The ICC prosecutor and Cohen appear to have first met at the Munich Security Conference in 2017, two years after Bensouda opened a preliminary investigation into the Palestinian file.
A year later, Cohen “ambushed” her in a New York City hotel as she was due to meet Kabila to discuss the situation in his country, The Guardian reported. Cohen’s “surprise” appearance was said to have “alarmed” ICC officials at the time.
He had earlier made a series of trips to the DRC, relating to what was described by Israeli broadcaster Kan as an “extremely controversial plan.”
Following the New York meeting, Cohen repeatedly phoned Bensouda to request further talks in an attempt to “build a relationship” and “play good cop,” sources told The Guardian.
But the influence campaign failed when in 2019, Bensouda announced that she had grounds to open a full criminal investigation into war crimes allegations in the Occupied Territories.
She first requested a ruling from the pre-trial chamber of the ICC, confirming the court’s jurisdiction over Palestine.
At this stage, Cohen stepped up his campaign against Bensouda into “threats and manipulation,” fearing the results of an official investigation being launched.
Senior ICC officials had suspicions that Israel had cultivated sources within the court’s office of the prosecutor.
In 2021, the ICC’s pre-trial chamber confirmed that the court had jurisdiction over the Occupied Territories. A month later, Bensouda formally launched the criminal investigation.

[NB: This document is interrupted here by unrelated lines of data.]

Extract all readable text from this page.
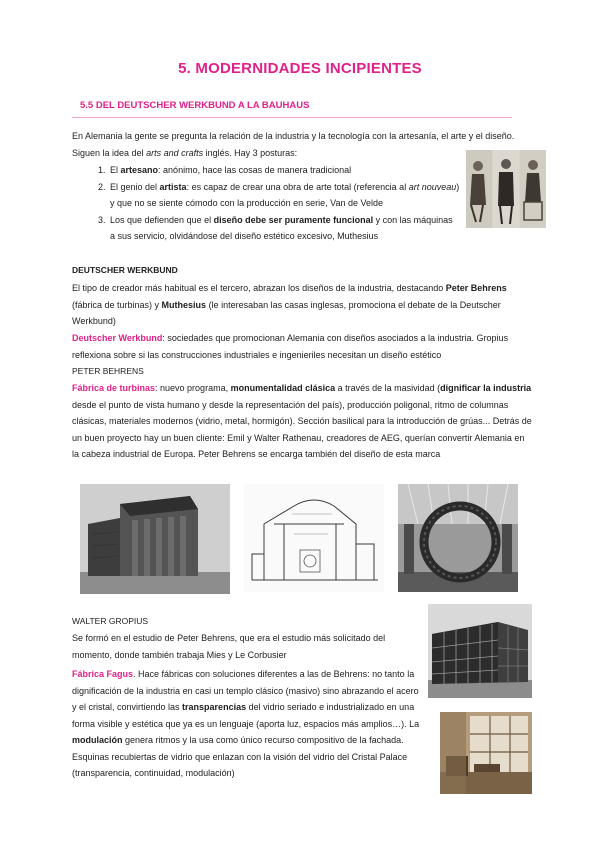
5. MODERNIDADES INCIPIENTES
5.5 DEL DEUTSCHER WERKBUND A LA BAUHAUS
En Alemania la gente se pregunta la relación de la industria y la tecnología con la artesanía, el arte y el diseño. Siguen la idea del arts and crafts inglés. Hay 3 posturas:
1. El artesano: anónimo, hace las cosas de manera tradicional
2. El genio del artista: es capaz de crear una obra de arte total (referencia al art nouveau) y que no se siente cómodo con la producción en serie, Van de Velde
3. Los que defienden que el diseño debe ser puramente funcional y con las máquinas a sus servicio, olvidándose del diseño estético excesivo, Muthesius
DEUTSCHER WERKBUND
El tipo de creador más habitual es el tercero, abrazan los diseños de la industria, destacando Peter Behrens (fábrica de turbinas) y Muthesius (le interesaban las casas inglesas, promociona el debate de la Deutscher Werkbund)
Deutscher Werkbund: sociedades que promocionan Alemania con diseños asociados a la industria. Gropius reflexiona sobre si las construcciones industriales e ingenieriles necesitan un diseño estético
PETER BEHRENS
Fábrica de turbinas: nuevo programa, monumentalidad clásica a través de la masividad (dignificar la industria desde el punto de vista humano y desde la representación del país), producción poligonal, ritmo de columnas clásicas, materiales modernos (vidrio, metal, hormigón). Sección basilical para la introducción de grúas... Detrás de un buen proyecto hay un buen cliente: Emil y Walter Rathenau, creadores de AEG, querían convertir Alemania en la cabeza industrial de Europa. Peter Behrens se encarga también del diseño de esta marca
WALTER GROPIUS
Se formó en el estudio de Peter Behrens, que era el estudio más solicitado del momento, donde también trabaja Mies y Le Corbusier
Fábrica Fagus. Hace fábricas con soluciones diferentes a las de Behrens: no tanto la dignificación de la industria en casi un templo clásico (masivo) sino abrazando el acero y el cristal, convirtiendo las transparencias del vidrio seriado e industrializado en una forma visible y estética que ya es un lenguaje (aporta luz, espacios más amplios…). La modulación genera ritmos y la usa como único recurso compositivo de la fachada. Esquinas recubiertas de vidrio que enlazan con la visión del vidrio del Cristal Palace (transparencia, continuidad, modulación)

She said at the time: “In the end, our central concern must be for the victims of crimes, both Palestinian and Israeli, arising from the long cycle of violence and insecurity that has caused deep suffering and despair on all sides.”
Her successor, Khan, has vowed to prosecute “attempts to impede, intimidate or improperly influence” ICC officials after a warrant for Netanyahu’s arrest was sought.
The recent results of the investigation first launched by Bensouda represent a heavy blow to Israel’s international standing, and mark a failure of Cohen’s decade-long campaign to influence the court.
“The fact they chose the head of Mossad to be the prime minister’s unofficial messenger to (Bensouda) was to intimidate, by definition,” one source told The Guardian.
In response to questioning by the newspaper, a spokesperson for the Israeli prime minister’s office said: “The questions forwarded to us are replete with many false and unfounded allegations meant to hurt the state of Israel.”
Khan’s move last week to seek arrest warrants against Netanyahu marked the first time the ICC has taken action against leaders of a country closely allied with the US and Europe.
Netanyahu’s alleged crimes pertain to the war in Gaza, and include directing attacks on civilians and using starvation as a method of warfare.